St Luke's Primary School is committed to safeguarding and promoting the welfare of children and expects all staff and volunteers to share this commitment.
We have a number of policies and procedures in place that contribute to our safeguarding commitment. You can read our safeguarding policy here.
Sometimes we may need to share information and work in partnership with other agencies, when there are concerns about a child’s welfare. We will ensure that our concerns about our pupils are discussed with parents/carers first, unless we have reason to believe that such a move would be contrary to the child’s welfare.
We actively support the Government’s Prevent Agenda to counter radicalism and extremism and we are an Operation Encompass School.
Please contact us should you have any concerns or questions.
Our Safeguarding Team
- The Designated Safeguarding Lead with responsibility for child protection is Mrs Hannah Easthope, Headteacher.
- The Deputy Designated Safeguarding Lead with responsibility for children protection is Miss Sarah Walton, Assistant Headteacher.
- The Family Support Worker and Deputy Designated Safeguarding Lead is Miss Kerry Cutler.
- The Safeguarding Governor is Mrs Hannah Bearsley.
This section is designed to give parents information about the PREVENT duty placed upon schools. Look out for further information which will be shared in newsletters across the year. The PREVENT approach at St Luke's Primary School is very much part of our curriculum, culture and processes.
We see it as an integral aspect in promoting the safeguarding and well-being of our children. Mrs Murray is our PREVENT Lead and coordinates this work as part of her responsibility for Safeguarding. She is the Single Point of Contact (SPOC) and can be contacted on 01202 516499 if you wish to report any concerns.
What is the Prevent strategy?
Prevent is a government strategy designed to stop people becoming terrorists or supporting terrorist or extremist causes. At St Luke's Primary School we also believe that this work extends to supporting children's thinking skills so that they grow up without developing extreme views.
The Prevent strategy covers all types of terrorism and extremism, including the extreme right wing beliefs, neo-fascism, anti-animal testing related violence, violent Islamist groups and any other idealistic causes.
How does the Prevent strategy apply to schools?
From July 2015 all schools (as well as other organisations) have a duty to safeguard children from radicalisation and extremism.
This means we have a responsibility to protect children from extremist, extreme or violent views in the same way as we protect them from drugs or gang violence. This is part of our wider efforts to safeguard children and protect them from harm.
Importantly, as an educational setting, we can provide a safe place for pupils to discuss these issues so they better understand how to protect themselves. We believe it is important for children to have an environment in which they feel safe to discuss challenging views.
What does this mean in practice?
Many of the things we already do in school to help children become positive, happy members of society also contribute to the Prevent strategy.
- Exploring other cultures and religions and promoting diversity
- Challenging prejudices (behaviour which contradicts any aspect of Equality Law)
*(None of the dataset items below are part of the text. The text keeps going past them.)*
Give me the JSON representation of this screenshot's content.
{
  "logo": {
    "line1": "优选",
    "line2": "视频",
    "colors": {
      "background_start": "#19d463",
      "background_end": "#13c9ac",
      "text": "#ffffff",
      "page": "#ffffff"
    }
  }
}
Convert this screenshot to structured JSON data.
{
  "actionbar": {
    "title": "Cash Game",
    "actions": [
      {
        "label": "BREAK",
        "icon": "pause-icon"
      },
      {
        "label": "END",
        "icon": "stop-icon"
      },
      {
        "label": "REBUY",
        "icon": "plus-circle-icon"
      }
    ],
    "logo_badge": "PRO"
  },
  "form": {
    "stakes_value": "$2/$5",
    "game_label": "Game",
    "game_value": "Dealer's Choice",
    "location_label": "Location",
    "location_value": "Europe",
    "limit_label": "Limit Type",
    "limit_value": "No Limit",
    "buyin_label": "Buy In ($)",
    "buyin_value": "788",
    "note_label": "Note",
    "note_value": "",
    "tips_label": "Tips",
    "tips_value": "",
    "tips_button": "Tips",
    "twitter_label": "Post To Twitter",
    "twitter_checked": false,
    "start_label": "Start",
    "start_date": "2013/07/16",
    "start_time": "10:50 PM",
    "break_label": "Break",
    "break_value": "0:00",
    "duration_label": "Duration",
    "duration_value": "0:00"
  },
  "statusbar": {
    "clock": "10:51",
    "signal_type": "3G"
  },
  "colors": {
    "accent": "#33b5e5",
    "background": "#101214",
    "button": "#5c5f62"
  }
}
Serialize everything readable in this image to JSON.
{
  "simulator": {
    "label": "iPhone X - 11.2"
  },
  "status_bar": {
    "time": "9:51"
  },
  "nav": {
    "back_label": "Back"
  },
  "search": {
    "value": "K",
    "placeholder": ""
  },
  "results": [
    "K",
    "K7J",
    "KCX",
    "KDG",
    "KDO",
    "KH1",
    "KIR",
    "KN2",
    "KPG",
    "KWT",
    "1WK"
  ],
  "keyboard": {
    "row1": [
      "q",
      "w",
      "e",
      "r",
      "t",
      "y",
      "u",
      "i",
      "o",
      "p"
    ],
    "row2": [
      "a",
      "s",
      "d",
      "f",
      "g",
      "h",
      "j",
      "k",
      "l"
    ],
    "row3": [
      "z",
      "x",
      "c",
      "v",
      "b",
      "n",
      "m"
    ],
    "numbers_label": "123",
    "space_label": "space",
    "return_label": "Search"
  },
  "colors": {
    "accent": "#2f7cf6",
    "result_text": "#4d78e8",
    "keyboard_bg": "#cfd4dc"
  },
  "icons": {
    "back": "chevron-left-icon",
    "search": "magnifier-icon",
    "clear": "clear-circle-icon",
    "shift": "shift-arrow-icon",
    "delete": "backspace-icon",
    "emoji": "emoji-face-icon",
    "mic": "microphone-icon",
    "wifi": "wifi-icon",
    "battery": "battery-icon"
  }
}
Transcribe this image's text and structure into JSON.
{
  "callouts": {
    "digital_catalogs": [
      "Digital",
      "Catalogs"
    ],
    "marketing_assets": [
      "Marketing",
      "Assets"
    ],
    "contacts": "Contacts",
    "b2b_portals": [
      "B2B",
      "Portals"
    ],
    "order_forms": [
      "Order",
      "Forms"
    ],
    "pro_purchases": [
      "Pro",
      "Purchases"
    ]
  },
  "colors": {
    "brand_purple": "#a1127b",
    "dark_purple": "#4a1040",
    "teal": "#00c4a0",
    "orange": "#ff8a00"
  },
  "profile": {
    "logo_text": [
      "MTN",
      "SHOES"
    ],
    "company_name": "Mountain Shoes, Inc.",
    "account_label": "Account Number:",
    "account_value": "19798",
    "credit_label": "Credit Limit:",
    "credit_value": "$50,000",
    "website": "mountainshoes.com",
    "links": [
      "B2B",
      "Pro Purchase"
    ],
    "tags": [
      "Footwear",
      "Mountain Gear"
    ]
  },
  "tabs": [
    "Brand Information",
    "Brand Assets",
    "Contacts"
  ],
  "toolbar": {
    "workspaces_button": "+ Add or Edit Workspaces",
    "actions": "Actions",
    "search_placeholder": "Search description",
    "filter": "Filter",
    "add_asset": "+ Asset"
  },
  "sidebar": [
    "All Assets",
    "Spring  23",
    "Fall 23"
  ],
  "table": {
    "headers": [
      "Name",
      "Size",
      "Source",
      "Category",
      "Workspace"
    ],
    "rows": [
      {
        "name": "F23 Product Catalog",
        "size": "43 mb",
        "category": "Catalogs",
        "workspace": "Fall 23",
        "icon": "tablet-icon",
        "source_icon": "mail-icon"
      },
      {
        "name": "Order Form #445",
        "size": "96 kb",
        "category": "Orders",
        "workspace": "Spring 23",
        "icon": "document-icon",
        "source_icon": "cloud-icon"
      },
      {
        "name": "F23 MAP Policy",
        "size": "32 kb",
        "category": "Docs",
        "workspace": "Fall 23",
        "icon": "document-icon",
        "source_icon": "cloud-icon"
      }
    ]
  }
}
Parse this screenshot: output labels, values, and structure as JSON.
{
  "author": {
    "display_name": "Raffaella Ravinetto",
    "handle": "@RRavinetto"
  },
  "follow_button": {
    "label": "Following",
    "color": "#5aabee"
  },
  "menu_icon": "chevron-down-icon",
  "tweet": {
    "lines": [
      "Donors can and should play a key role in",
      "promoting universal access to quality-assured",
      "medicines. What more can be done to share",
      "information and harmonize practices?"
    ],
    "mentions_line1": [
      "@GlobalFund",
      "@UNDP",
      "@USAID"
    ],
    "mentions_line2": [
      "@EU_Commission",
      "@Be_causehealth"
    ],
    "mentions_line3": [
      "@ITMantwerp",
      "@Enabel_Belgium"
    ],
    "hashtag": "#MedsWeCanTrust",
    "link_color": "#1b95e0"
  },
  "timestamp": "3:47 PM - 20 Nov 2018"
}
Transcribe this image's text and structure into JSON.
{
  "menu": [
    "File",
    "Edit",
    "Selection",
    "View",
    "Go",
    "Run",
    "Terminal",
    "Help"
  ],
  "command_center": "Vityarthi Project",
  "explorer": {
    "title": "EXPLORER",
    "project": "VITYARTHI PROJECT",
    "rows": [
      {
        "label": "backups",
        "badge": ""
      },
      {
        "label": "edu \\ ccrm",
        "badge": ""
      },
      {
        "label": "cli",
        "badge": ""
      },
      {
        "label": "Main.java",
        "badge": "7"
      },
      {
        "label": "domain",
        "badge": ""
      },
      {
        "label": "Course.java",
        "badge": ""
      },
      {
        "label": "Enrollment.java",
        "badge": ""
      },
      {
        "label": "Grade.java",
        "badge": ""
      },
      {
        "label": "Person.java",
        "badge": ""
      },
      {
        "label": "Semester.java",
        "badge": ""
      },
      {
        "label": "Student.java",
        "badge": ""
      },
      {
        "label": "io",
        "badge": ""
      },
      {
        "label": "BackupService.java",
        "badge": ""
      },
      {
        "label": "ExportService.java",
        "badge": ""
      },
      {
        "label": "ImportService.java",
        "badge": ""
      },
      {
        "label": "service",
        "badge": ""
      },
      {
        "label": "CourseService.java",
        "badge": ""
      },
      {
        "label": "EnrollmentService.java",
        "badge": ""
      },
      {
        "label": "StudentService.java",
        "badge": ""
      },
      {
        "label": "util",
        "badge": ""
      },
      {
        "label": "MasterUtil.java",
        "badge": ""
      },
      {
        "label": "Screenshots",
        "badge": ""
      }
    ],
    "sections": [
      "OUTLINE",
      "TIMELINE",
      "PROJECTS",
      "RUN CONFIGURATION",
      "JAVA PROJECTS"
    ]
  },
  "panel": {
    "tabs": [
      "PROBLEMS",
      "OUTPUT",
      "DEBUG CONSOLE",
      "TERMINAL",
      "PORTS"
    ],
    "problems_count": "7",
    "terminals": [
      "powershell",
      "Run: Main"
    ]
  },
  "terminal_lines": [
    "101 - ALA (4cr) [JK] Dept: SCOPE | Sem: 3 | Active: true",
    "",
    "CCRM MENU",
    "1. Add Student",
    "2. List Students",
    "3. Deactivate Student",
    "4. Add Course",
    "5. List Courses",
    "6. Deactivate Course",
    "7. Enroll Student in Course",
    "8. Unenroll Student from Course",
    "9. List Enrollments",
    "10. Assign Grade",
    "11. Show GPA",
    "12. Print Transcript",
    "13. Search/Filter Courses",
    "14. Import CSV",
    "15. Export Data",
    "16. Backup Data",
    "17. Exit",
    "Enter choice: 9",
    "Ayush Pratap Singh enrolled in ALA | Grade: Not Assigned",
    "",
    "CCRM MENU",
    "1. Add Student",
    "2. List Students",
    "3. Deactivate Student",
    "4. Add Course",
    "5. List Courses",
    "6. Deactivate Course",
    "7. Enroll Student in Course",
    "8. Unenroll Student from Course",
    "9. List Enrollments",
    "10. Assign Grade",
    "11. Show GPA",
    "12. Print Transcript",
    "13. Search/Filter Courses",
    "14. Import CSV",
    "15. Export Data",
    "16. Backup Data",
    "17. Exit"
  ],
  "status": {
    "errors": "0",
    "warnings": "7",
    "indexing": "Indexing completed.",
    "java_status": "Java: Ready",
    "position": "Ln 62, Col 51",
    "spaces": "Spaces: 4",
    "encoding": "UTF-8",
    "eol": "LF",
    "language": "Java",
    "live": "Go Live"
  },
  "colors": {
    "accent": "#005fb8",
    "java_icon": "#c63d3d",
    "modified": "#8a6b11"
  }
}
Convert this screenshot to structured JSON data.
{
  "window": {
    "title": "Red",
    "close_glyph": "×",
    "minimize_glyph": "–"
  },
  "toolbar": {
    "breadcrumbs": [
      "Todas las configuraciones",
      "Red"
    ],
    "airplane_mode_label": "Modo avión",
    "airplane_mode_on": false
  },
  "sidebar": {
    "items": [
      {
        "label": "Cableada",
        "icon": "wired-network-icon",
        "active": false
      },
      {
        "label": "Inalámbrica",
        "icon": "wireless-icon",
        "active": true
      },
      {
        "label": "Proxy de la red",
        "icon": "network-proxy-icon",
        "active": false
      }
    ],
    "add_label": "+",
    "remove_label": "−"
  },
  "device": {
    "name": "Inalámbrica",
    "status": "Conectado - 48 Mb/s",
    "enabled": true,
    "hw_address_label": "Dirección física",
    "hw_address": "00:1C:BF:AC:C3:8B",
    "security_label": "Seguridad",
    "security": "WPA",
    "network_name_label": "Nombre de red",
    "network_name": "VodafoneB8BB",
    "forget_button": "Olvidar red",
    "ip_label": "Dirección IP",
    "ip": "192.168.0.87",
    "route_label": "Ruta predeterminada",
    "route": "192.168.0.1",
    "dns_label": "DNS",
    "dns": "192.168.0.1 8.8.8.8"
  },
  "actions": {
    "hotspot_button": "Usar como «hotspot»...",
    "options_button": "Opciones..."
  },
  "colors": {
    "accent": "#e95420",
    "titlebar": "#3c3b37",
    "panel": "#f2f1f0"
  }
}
- Developing thinking skills and a strong, positive self-identity
- Promoting the spiritual, moral, social and cultural development of pupils, as well as British values such as democracy
We will also protect children from the risk of radicalisation, for example by using filters on the internet to make sure they can’t access extremist, extreme or terrorist material, or by vetting visitors who come into school to work with pupils.
Different schools will carry out the Prevent duty in different ways, depending on the age of the children and the needs of the community.
Frequently Asked Questions
How does Prevent relate to British values?
Schools have been required to promote British values since 2014, and this will continue to be part of our response to the Prevent strategy. British values include:
- The rule of law
- Individual liberty and mutual respect
- Tolerance of different faiths and beliefs
Isn’t my child too young to learn about extremism?
The Prevent strategy is not simply about discussing extremism itself, which may not be appropriate for younger children. It is also about teaching children values such as tolerance and mutual respect.
The school will make sure any discussions are suitable for the age and maturity of the children involved.
Is extremism really a risk in our area?
Extremism can take many forms, including political, religious and misogynistic extremism. Some of these may be a bigger threat in our area than others.
We will give children the skills to protect them from any extremist views they may encounter, now or later in their lives.
Who should I contact if I am concerned about a possible terrorism event?
The UK Anti-terror Hotline, on 0800 789 321.
To view "Let's Talk About It" ,the preventing terrorism website, please click here.
- Extremism – vocal or active opposition to fundamental British values such as democracy, the rule of law and tolerance of different faiths and beliefs
- Ideology – a set of beliefs
- Terrorism – a violent action against people or property, designed to create fear and advance a political, religious or ideological cause
- Radicalisation – the process by which a person comes to support extremist behaviour
A private fostering arrangement is one that is made privately (without the involvement of a local authority) for the care of a child under the age of 16 years (under 18, if disabled) by someone other than a parent or close relative, in their own home, with the intention that it should last for 28 days or more. (*Close family relative is defined as a ‘grandparent, brother, sister, uncle or aunt' and includes half-siblings and step-parents; it does not include great-aunts or uncles, great grandparents or cousins.)